Recently, an intriguing folder containing six broadsides came to light in Historical & Special Collections. These are very different from our largest collection of broadsides, which are English trial and execution broadsides (sometimes referred to as “dying speeches”) printed for popular consumption.
These are single sheet Annual report[s] of the convicts in the Massachusetts State Prison their employment, &c., with a correct view of the expenses and income of the Institution … for the years 1823-1828 and it turns out they’re very rare. According to WorldCat only the American Antiquarian Society and the Massachusetts Historical Society have some of the issues. For those whose libraries subscribe to Readex’s “America’s Historical Imprints”, five of the reports are available digitally as part of “American Broadsides and Ephemera, Series 1”.

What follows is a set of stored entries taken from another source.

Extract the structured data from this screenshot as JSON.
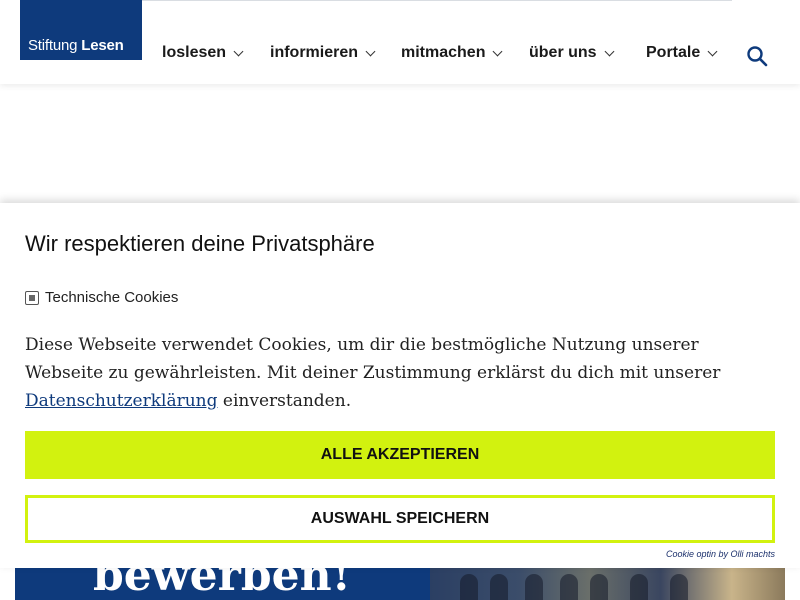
{
  "header": {
    "logo": {
      "prefix": "Stiftung",
      "brand": "Lesen"
    },
    "nav": [
      {
        "label": "loslesen"
      },
      {
        "label": "informieren"
      },
      {
        "label": "mitmachen"
      },
      {
        "label": "über uns"
      },
      {
        "label": "Portale"
      }
    ],
    "search_icon": "search-icon"
  },
  "cookie_banner": {
    "title": "Wir respektieren deine Privatsphäre",
    "checkbox_label": "Technische Cookies",
    "text_before": "Diese Webseite verwendet Cookies, um dir die bestmögliche Nutzung unserer Webseite zu gewährleisten. Mit deiner Zustimmung erklärst du dich mit unserer ",
    "link": "Datenschutzerklärung",
    "text_after": " einverstanden.",
    "accept_label": "ALLE AKZEPTIEREN",
    "save_label": "AUSWAHL SPEICHERN",
    "credit": "Cookie optin by Olli machts"
  },
  "page": {
    "promo_text": "bewerben!"
  },
  "colors": {
    "brand_blue": "#0e3a7c",
    "accent_lime": "#d2f20f"
  }
}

The state prison, located in the Charlestown section of Boston was built in 1805. With the completion of the Massachusetts Correctional Institution in Concord, in 1878, the prison population of the Charlestown prison declined. Among its later and better known inmates were Nicola Sacco and Bartolomeo Vanzetti, executed there in August 1927.

The reports, signed by wardens Gamaliel Bradford (1823) and Thomas Harris (1824-1828), are statistical in nature and models of succinctness. While at first glance they may seem a bit dry, one can glean a great deal of information from them, including all of the prison’s expenses and income; the crimes for which inmates were imprisoned, ages, and lengths of sentences; and their prison employment. During this many period prisoners were engaged in cutting and transporting stone, working in the prison hospital, and picking oakum. Others were let out to contractors as cabinet and brush makers, as well as other skilled labor. The north wing built in 1828, was probably the “new prison” referred to in the reports starting in 1826 when 26 of the 313 current prisoners were working on its construction.

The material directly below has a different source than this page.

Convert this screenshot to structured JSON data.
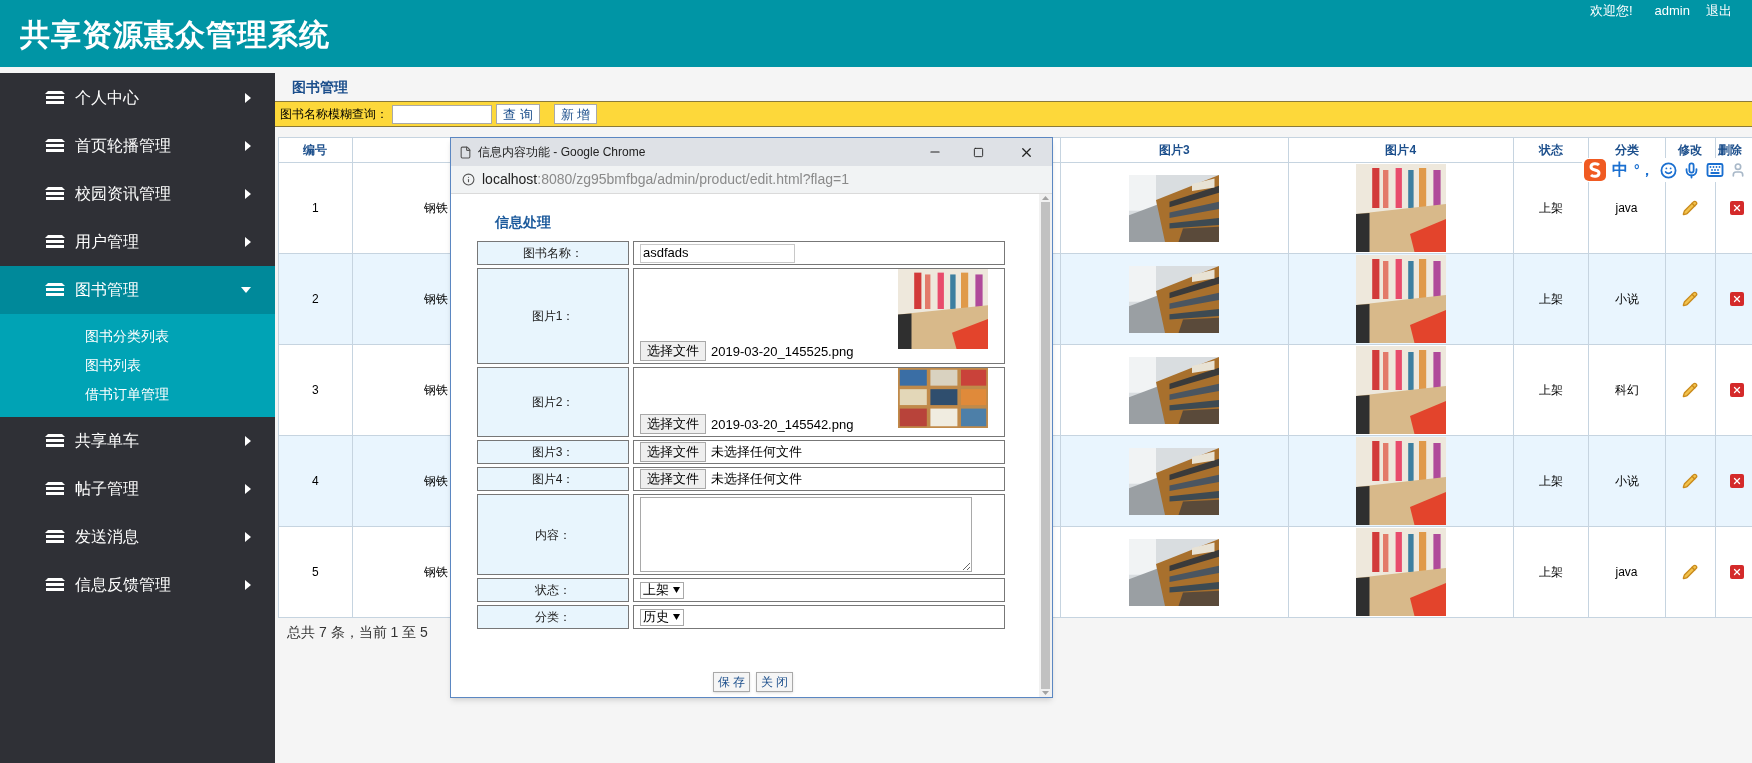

Penciled notes on the Library’s copies of these broadsides provide some evidence of their provenance, and the piecemeal fashion in which they were acquired. The 1823 issue was a gift to the Harvard College Library from “Arthur G. Sedgwick of Cambridge” in November 1875–most likely the lawyer and writer who graduated Harvard College in 1864 and earned his LL.B. at the Law School in 1866. Sedgwick moved to New York City in 1875 to continue practicing law after several years in Boston. Perhaps his donation to the College was the result of office-cleaning in preparation for his move?
The back of the 1824 issue bears the signature of “Hon. Levi Thaxter.”

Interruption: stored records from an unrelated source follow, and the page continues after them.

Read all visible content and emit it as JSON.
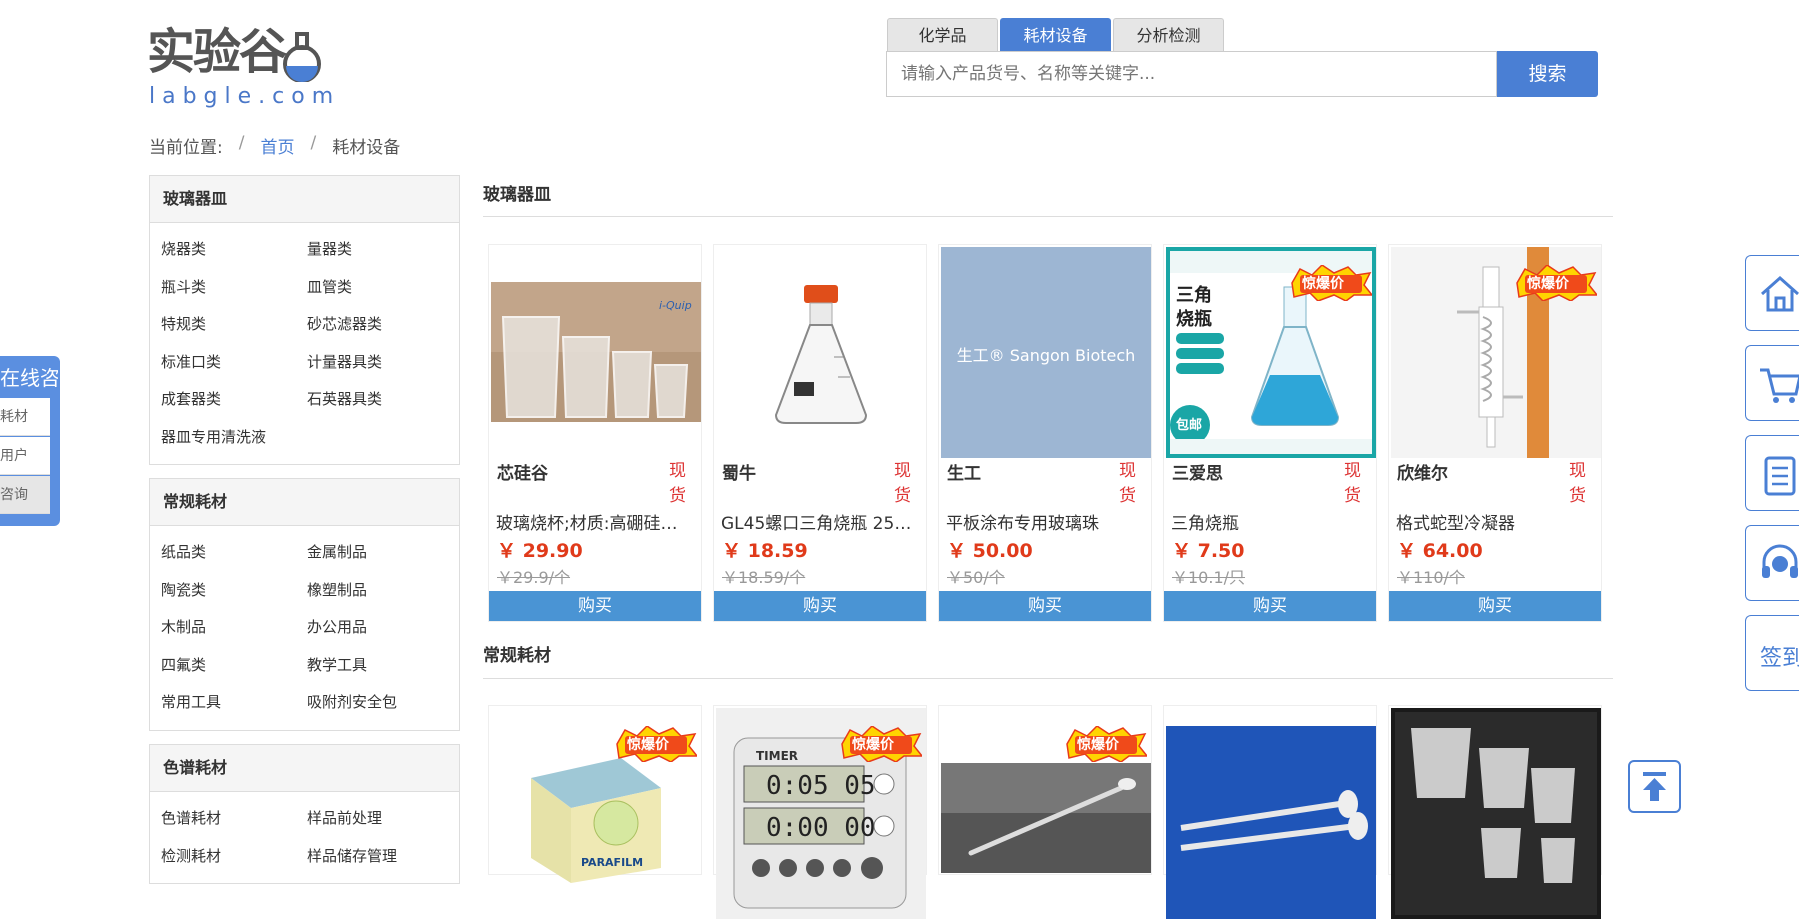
{
  "logo": {
    "cn": "实验谷",
    "en": "labgle.com"
  },
  "search": {
    "tabs": [
      "化学品",
      "耗材设备",
      "分析检测"
    ],
    "active_tab": 1,
    "placeholder": "请输入产品货号、名称等关键字...",
    "button": "搜索"
  },
  "breadcrumb": {
    "label": "当前位置:",
    "sep": "/",
    "home": "首页",
    "current": "耗材设备"
  },
  "sidebar": [
    {
      "title": "玻璃器皿",
      "items": [
        "烧器类",
        "量器类",
        "瓶斗类",
        "皿管类",
        "特规类",
        "砂芯滤器类",
        "标准口类",
        "计量器具类",
        "成套器类",
        "石英器具类",
        "器皿专用清洗液"
      ]
    },
    {
      "title": "常规耗材",
      "items": [
        "纸品类",
        "金属制品",
        "陶瓷类",
        "橡塑制品",
        "木制品",
        "办公用品",
        "四氟类",
        "教学工具",
        "常用工具",
        "吸附剂安全包"
      ]
    },
    {
      "title": "色谱耗材",
      "items": [
        "色谱耗材",
        "样品前处理",
        "检测耗材",
        "样品储存管理"
      ]
    }
  ],
  "sections": [
    {
      "title": "玻璃器皿",
      "products": [
        {
          "brand": "芯硅谷",
          "stock": "现货",
          "name": "玻璃烧杯;材质:高硼硅…",
          "price": "￥ 29.90",
          "old": "￥29.9/个",
          "buy": "购买",
          "img": "beakers"
        },
        {
          "brand": "蜀牛",
          "stock": "现货",
          "name": "GL45螺口三角烧瓶 250…",
          "price": "￥ 18.59",
          "old": "￥18.59/个",
          "buy": "购买",
          "img": "flask-orange"
        },
        {
          "brand": "生工",
          "stock": "现货",
          "name": "平板涂布专用玻璃珠",
          "price": "￥ 50.00",
          "old": "￥50/个",
          "buy": "购买",
          "img": "sangon",
          "img_text": "生工® Sangon Biotech"
        },
        {
          "brand": "三爱思",
          "stock": "现货",
          "name": "三角烧瓶",
          "price": "￥ 7.50",
          "old": "￥10.1/只",
          "buy": "购买",
          "img": "flask-blue",
          "badge": "惊爆价"
        },
        {
          "brand": "欣维尔",
          "stock": "现货",
          "name": "格式蛇型冷凝器",
          "price": "￥ 64.00",
          "old": "￥110/个",
          "buy": "购买",
          "img": "condenser",
          "badge": "惊爆价"
        }
      ]
    },
    {
      "title": "常规耗材",
      "products": [
        {
          "img": "parafilm",
          "badge": "惊爆价",
          "img_text": "PARAFILM"
        },
        {
          "img": "timer",
          "badge": "惊爆价",
          "img_text": "TIMER",
          "timer_top": "0:05 05",
          "timer_bottom": "0:00 00"
        },
        {
          "img": "spatula",
          "badge": "惊爆价"
        },
        {
          "img": "stirrer"
        },
        {
          "img": "plastic-beakers"
        }
      ]
    }
  ],
  "consult": {
    "title": "在线咨询",
    "rows": [
      "耗材",
      "用户",
      "咨询"
    ]
  },
  "right_toolbar": {
    "sign_label": "签到"
  },
  "colors": {
    "accent": "#4a7fd4",
    "price": "#e03a1a",
    "buy": "#4a94d4"
  }
}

This may be lawyer Levi Lincoln Thaxter (Harvard College 1843, Harvard Law School 1845) who was married to poet and writer Celia Thaxter. “Gratis” is penciled on the front, so it was evidently a gift, but it is unclear from whom.

The 1825 and 1826 annual reports were also gifts, in 1865, of Frank B. Sanborn, Harvard College 1855. Here he is pictured in his Class album (HOLLIS 7505074).
The source of the 1827 and 1828 issues remains a mystery. A penciled note reads simply “no date of reception.” All six were transferred from the College Library to the Law School Library in June 1924, possibly in a batch described in the Law Library’s accession book as merely “Miscellaneous material”. These broadsides and their miscellaneous collection of facts and figures offer an intriguing glimpse into the state of Massachusetts prisons in the early nineteenth century. We are thankful to the Harvard College alumni who thought to give these interesting documents to their alma mater and to the library professionals who over the years have sought to preserve them. And given recent interest and concern about prisons and mass incarceration, both nationally and locally, these nearly 200 year old reports are an especially timely find.